Contactpunt en klachtenmechanisme: het stroomlijnen van het proces

De vereiste voor een aangewezen contactpunt en een klachtenmechanisme biedt rechthebbenden een duidelijke weg voor het aanpakken van potentiële auteursrechtinbreuken. De mogelijkheid voor ondertekenaars om ‘ongegronde of buitensporige’ klachten te weigeren, is een praktische toevoeging, die voorkomt dat het systeem wordt overweldigd door frivole claims. Deze bepaling helpt ervoor te zorgen dat het klachtenmechanisme een levensvatbaar en efficiënt instrument blijft voor het aanpakken van legitieme auteursrechtelijke zorgen.

De bredere implicaties en toekomstige overwegingen

Het 3e Concept van de GPAI-gedragscode is een belangrijke stap in de richting van het operationaliseren van de auteursrechtelijke bepalingen van de AI Act. Het biedt broodnodige duidelijkheid en richtlijnen voor GPAI-aanbieders, terwijl het ook probeert de rechten van makers van inhoud te beschermen. Er blijven echter verschillende bredere implicaties en toekomstige overwegingen:

  • De norm van ‘redelijke inspanningen’: Het herhaalde gebruik van de uitdrukking ‘redelijke inspanningen’ introduceert een zekere mate van subjectiviteit. Wat ‘redelijk’ is, zal waarschijnlijk onderhevig zijn aan interpretatie en kan in de loop van de tijd evolueren door middel van juridische uitdagingen en best practices in de sector. Deze ambiguïteit kan leiden tot onzekerheid voor aanbieders, maar het biedt ook flexibiliteit en aanpassing aan verschillende contexten.

  • De rol van downstream providers: Hoewel de code primair gericht is op GPAI-aanbieders, hebben downstream providers er alle belang bij de bepalingen ervan te begrijpen. De code stelt verwachtingen voor de kwaliteit en naleving van GPAI-modellen, die contractonderhandelingen en risicobeoordelingen kunnen informeren. Downstream providers kunnen ook indirecte druk ondervinden om ervoor te zorgen dat hun gebruik van GPAI-modellen in overeenstemming is met de principes van de code.

  • De evolutie van technologie: Het snelle tempo van AI-ontwikkeling betekent dat de gedragscode een levend document zal moeten zijn.

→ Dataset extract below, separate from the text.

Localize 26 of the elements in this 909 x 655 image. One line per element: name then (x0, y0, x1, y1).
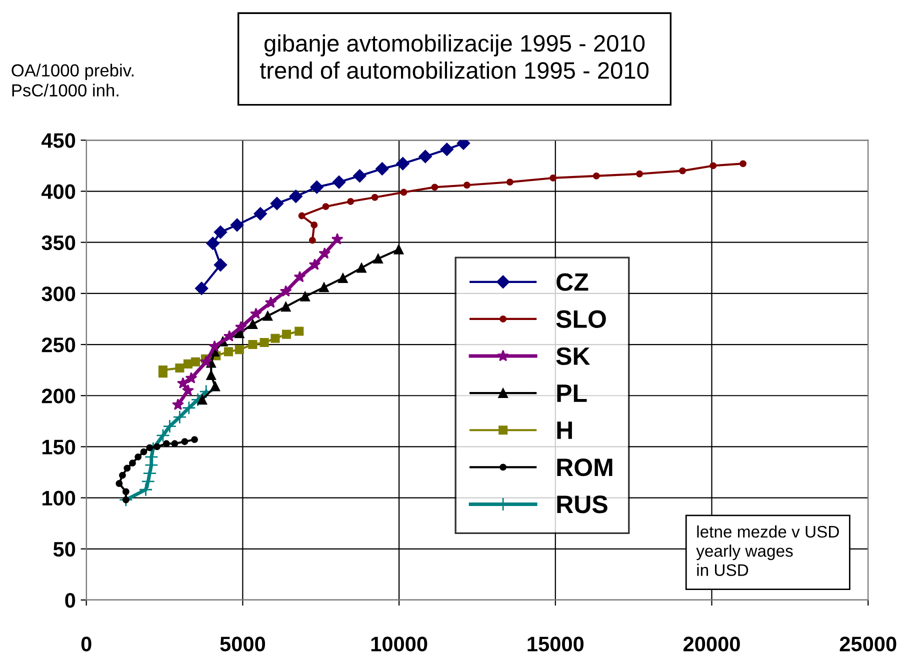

Nieuwe technieken voor data-acquisitie, modeltraining en outputgeneratie kunnen ontstaan, waardoor updates van de bepalingen van de code nodig zijn. De verwijzing naar ‘industriestandaard’ metadata en ‘algemeen aanvaarde’ oplossingen erkent deze behoefte aan voortdurende aanpassing.

  • Internationale harmonisatie: De EU AI Act is een baanbrekend stuk wetgeving, maar het opereert niet in een vacuüm. Andere jurisdicties worstelen ook met de uitdagingen van het reguleren van AI. Internationale harmonisatie van AI-regelgeving, inclusief auteursrechtelijke bepalingen, zal cruciaal zijn om fragmentatie te voorkomen en een gelijk speelveld voor AI-ontwikkelaars te waarborgen.

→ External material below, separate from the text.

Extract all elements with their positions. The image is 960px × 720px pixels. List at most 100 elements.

  • De impact op innovatie: De gedragscode beoogt een evenwicht te vinden tussen het bevorderen van AI-innovatie en het beschermen van auteursrechten. De impact van deze regelgeving op het tempo en de richting van AI-ontwikkeling valt echter nog te bezien. Sommigen beweren dat te strenge regelgeving innovatie zou kunnen verstikken, terwijl anderen beweren dat duidelijke regels noodzakelijk zijn om verantwoorde AI-ontwikkeling te bevorderen.

  • Handhaving en monitoring: Hoe zal de naleving worden gecontroleerd? De effectiviteit van de codes zal grotendeels afhangen van de mechanismen die zijn ingesteld voor handhaving en monitoring.

Het 3e Concept van de GPAI-gedragscode is een complex en evoluerend document met verstrekkende gevolgen. Het vertegenwoordigt een aanzienlijke inspanning om de uitdagingen van auteursrechtelijke naleving in het tijdperk van AI aan te pakken, maar het is ook een werk in uitvoering. Voortdurende dialoog tussen belanghebbenden, waaronder GPAI-aanbieders, rechthebbenden, beleidsmakers en de bredere AI-gemeenschap, zal essentieel zijn om ervoor te zorgen dat de code zijn beoogde doelen bereikt en relevant blijft in het licht van snelle technologische veranderingen.